I have a function that is supposed to return a random line from a massive file (~16MB/1_000_000 lines), something like shuf
command in Linux.
I tried to use BufReader
instead of reading everything into memory, but I'm not sure if this is the most efficient way as whenever it's reading from file the CPU consumption goes up. I'm also using 2 BufReader, one to use the count method on iterator and the other one to get a line from file. How can I make this better?
let buf_reader_content = BufReader::new(&f);
let num_lines = get_num_lines_in_file(&file_name);
let random_index = get_random_index(num_lines.unwrap_or(0));
let random_domain_name = buf_reader_content.lines().nth(random_index);
fn get_num_lines_in_file(file_name: &str) -> Option<usize> {
let may_file_handle = File::open(file_name);
match may_file_handle {
Ok(f) => {
let buf_reader_count = BufReader::new(&f);
let num_lines = buf_reader_count.lines().count();
return Some(num_lines);
},
Err(e) => {
println!("Cannot open file to get the count {:?}", file_name);
return None;
}
}
}
fn get_random_index(max: usize) -> usize {
if max > 0 {
let step = Range::new(0, max);
let mut rng = rand::thread_rng();
let choice = step.ind_sample(&mut rng);
return choice as usize;
} else {
return 0 as usize;
}
}
Take a look at reservoir sampling: Reservoir sampling - Wikipedia. Using that technique you can make a single pass over the file.
1 Like
There's no need to count the lines. If the file is 16MB, select a random value [0, 16M] and read +- some bytes at that location. Scan backwards and forwards for newline characters and you got your random line. Read more if you don't find a newline character.

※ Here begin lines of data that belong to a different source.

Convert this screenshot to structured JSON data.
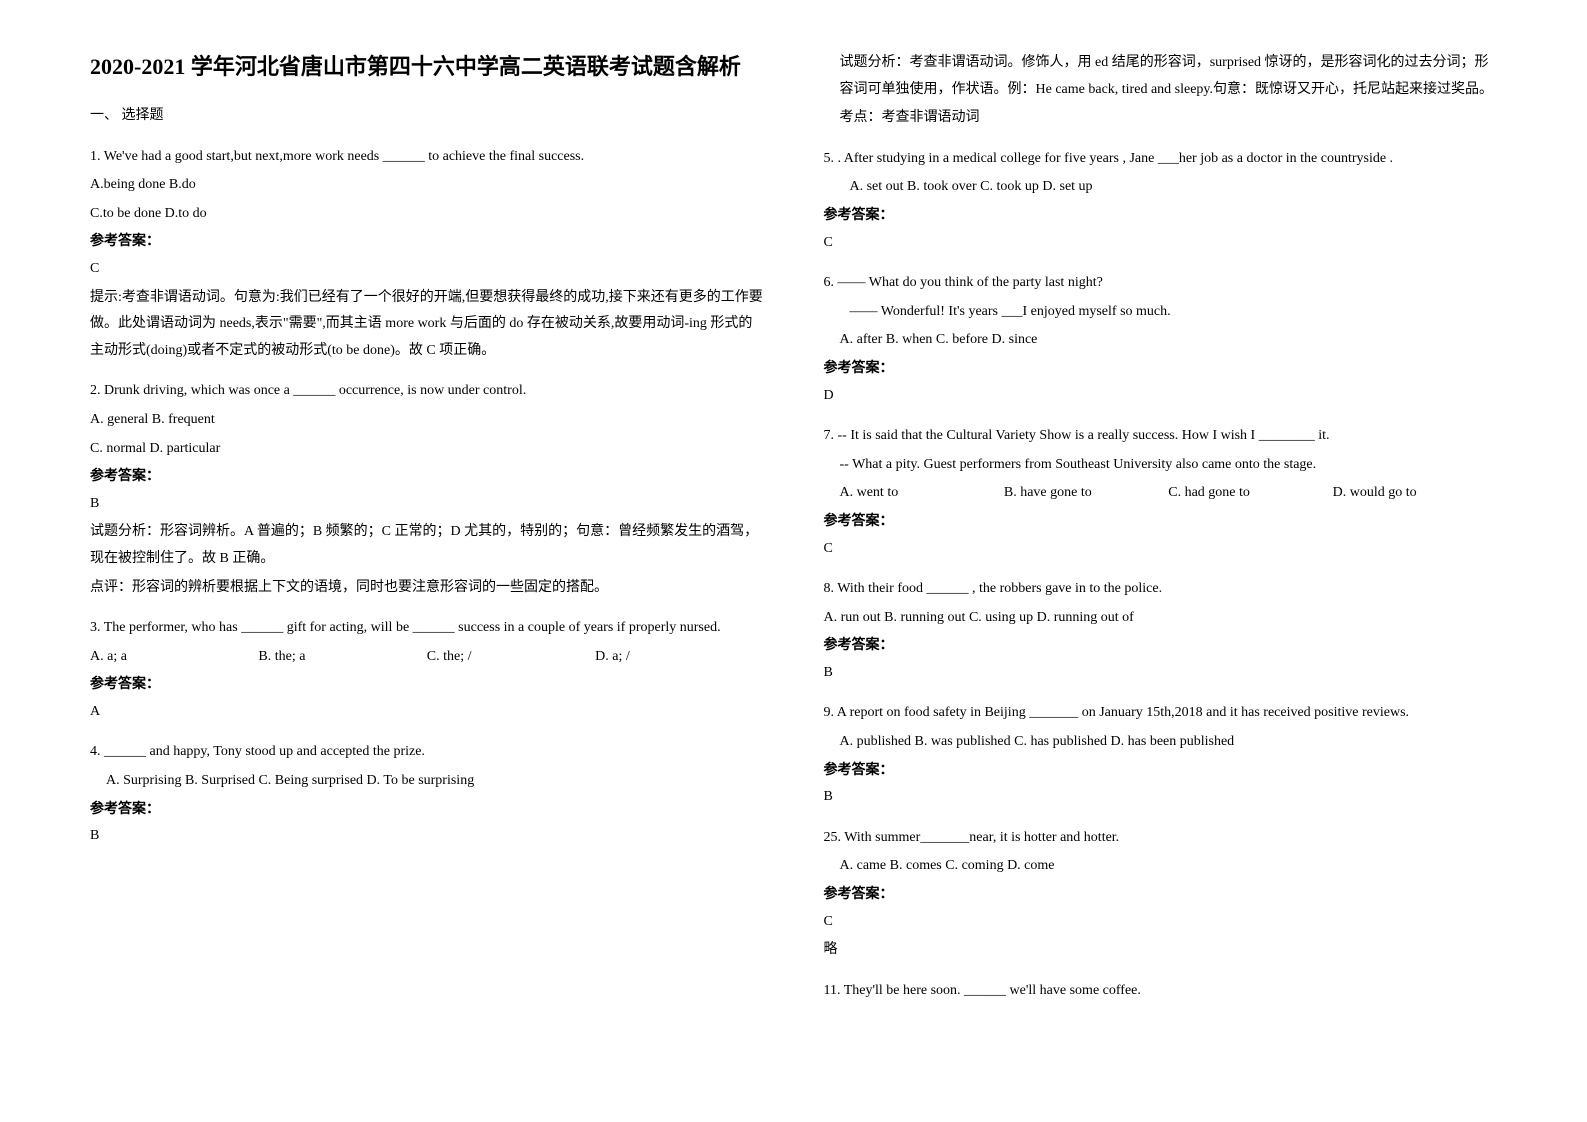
{
  "title": "2020-2021 学年河北省唐山市第四十六中学高二英语联考试题含解析",
  "section_heading": "一、 选择题",
  "answer_label": "参考答案：",
  "left": {
    "q1": {
      "stem": "1. We've had a good start,but next,more work needs ______ to achieve the final success.",
      "opt1": "A.being done    B.do",
      "opt2": "C.to be done    D.to do",
      "key": "C",
      "expl1": "提示:考查非谓语动词。句意为:我们已经有了一个很好的开端,但要想获得最终的成功,接下来还有更多的工作要做。此处谓语动词为 needs,表示\"需要\",而其主语 more work 与后面的 do 存在被动关系,故要用动词-ing 形式的主动形式(doing)或者不定式的被动形式(to be done)。故 C 项正确。"
    },
    "q2": {
      "stem": "2. Drunk driving, which was once a ______ occurrence, is now under control.",
      "opt1": "A. general   B. frequent",
      "opt2": "C. normal   D. particular",
      "key": "B",
      "expl1": "试题分析：形容词辨析。A 普遍的；B 频繁的；C 正常的；D 尤其的，特别的；句意：曾经频繁发生的酒驾，现在被控制住了。故 B 正确。",
      "expl2": "点评：形容词的辨析要根据上下文的语境，同时也要注意形容词的一些固定的搭配。"
    },
    "q3": {
      "stem": "3. The performer, who has ______ gift for acting, will be ______ success in a couple of years if properly nursed.",
      "optA": "A. a; a",
      "optB": "B. the; a",
      "optC": "C. the; /",
      "optD": "D. a; /",
      "key": "A"
    },
    "q4": {
      "stem": "4. ______ and happy, Tony stood up and accepted the prize.",
      "opts": "A. Surprising   B. Surprised   C. Being surprised   D. To be surprising",
      "key": "B"
    }
  },
  "right": {
    "q4cont": {
      "expl1": "试题分析：考查非谓语动词。修饰人，用 ed 结尾的形容词，surprised 惊讶的，是形容词化的过去分词；形容词可单独使用，作状语。例：He came back, tired and sleepy.句意：既惊讶又开心，托尼站起来接过奖品。",
      "expl2": "考点：考查非谓语动词"
    },
    "q5": {
      "stem": "5. .  After studying in a medical college for five years , Jane ___her job as a doctor in the countryside .",
      "opts": "A. set out       B. took over    C. took up     D. set up",
      "key": "C"
    },
    "q6": {
      "stem1": "6. —— What do you think of the party last night?",
      "stem2": "—— Wonderful! It's years ___I enjoyed myself so much.",
      "opts": "A.  after       B.  when       C.  before       D.  since",
      "key": "D"
    },
    "q7": {
      "stem1": "7. -- It is said that the Cultural Variety Show is a really success. How I wish I ________ it.",
      "stem2": "-- What a pity. Guest performers from Southeast University also came onto the stage.",
      "optA": "A. went to",
      "optB": "B. have gone to",
      "optC": "C. had gone to",
      "optD": "D. would go to",
      "key": "C"
    },
    "q8": {
      "stem": "8. With their food ______ , the robbers gave in to the police.",
      "opts": "A. run out    B. running out    C. using up      D. running out of",
      "key": "B"
    },
    "q9": {
      "stem": "9. A report on food safety in Beijing _______ on January 15th,2018 and it has received positive reviews.",
      "opts": "A. published       B. was published    C. has published    D. has been published",
      "key": "B"
    },
    "q10": {
      "stem": "25. With summer_______near, it is hotter and hotter.",
      "opts": "A. came          B. comes         C. coming     D. come",
      "key": "C",
      "expl": "略"
    },
    "q11": {
      "stem": "11. They'll be here soon. ______ we'll have some coffee."
    }
  }
}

Edit: I assume there is a function to read from an offset without reading the whole file into memory.
Edit: This works fine, I was running a debug build - I switched to release build and I barely notice when it runs! Thanks @vitalyd @johalun
Interesting, I tried to use https://doc.rust-lang.org/rand/src/rand/lib.rs.html#992-1008 as shown below, but still CPU consumption spikes when it's running,
extern crate rand;
use std::fs::File;
use std::io::{BufRead, BufReader};
use rand::{thread_rng, sample};
fn main() {
let f = File::open("bigfile.list");
match f {
Ok(h) => {
let b = BufReader::new(h);
let lines_iter = b.lines();
let mut rng = thread_rng();
let l = sample(&mut rng, lines_iter, 1);
println!("{:?}", l);
},
Err(e) => {
println!("Error - {:?}", e);
}
}
println!("Done");
}
That won't give uniform distribution if the lines are of different length.
1 Like
If you need accurate distribution, you have to do a full read of the file to determine position of each line. After that you can quickly seek and read any line:
use std::fs::File;
use std::io::{BufRead, BufReader, Seek, SeekFrom};
use rand::distributions::{IndependentSample, Range};
use std::path::Path;
extern crate rand;
struct RandomLiner {
reader: BufReader<File>,
positions: Vec<usize>,
}
impl RandomLiner {
fn new<P: AsRef<Path>>(path: P) -> RandomLiner {
let mut reader = BufReader::new(File::open(path).unwrap());
let mut positions = vec![0];
let mut current_position = 0;
let mut _buffer = Vec::new();
loop {
let count = reader.read_until(b'\n', &mut _buffer).unwrap();
if count == 0 {
positions.pop().unwrap();
break;
}
current_position += count;
positions.push(current_position);
}
RandomLiner {
reader: reader,
positions: positions,
}
}
fn get(&mut self, buf: &mut Vec<u8>) {
if self.positions.is_empty() {
panic!("no lines");
}
let mut rng = rand::thread_rng();
let index = Range::new(0, self.positions.len()).ind_sample(&mut rng);
self.reader.seek(SeekFrom::Start(self.positions[index] as u64)).unwrap();
self.reader.read_until(b'\n', buf).unwrap();
}
}
fn main() {
let args: Vec<_> = std::env::args_os().collect();
if args.len() < 2 {
panic!("not enough arguments");
}
let mut r = RandomLiner::new(&args[1]);
let mut buf = Default::default();
r.get(&mut buf);
print!("{}", String::from_utf8(buf).unwrap());
}
This can be further optimized by using fixed-length read in get()
instead of read_until
, as you already know length of each line (the last line would need special handling though).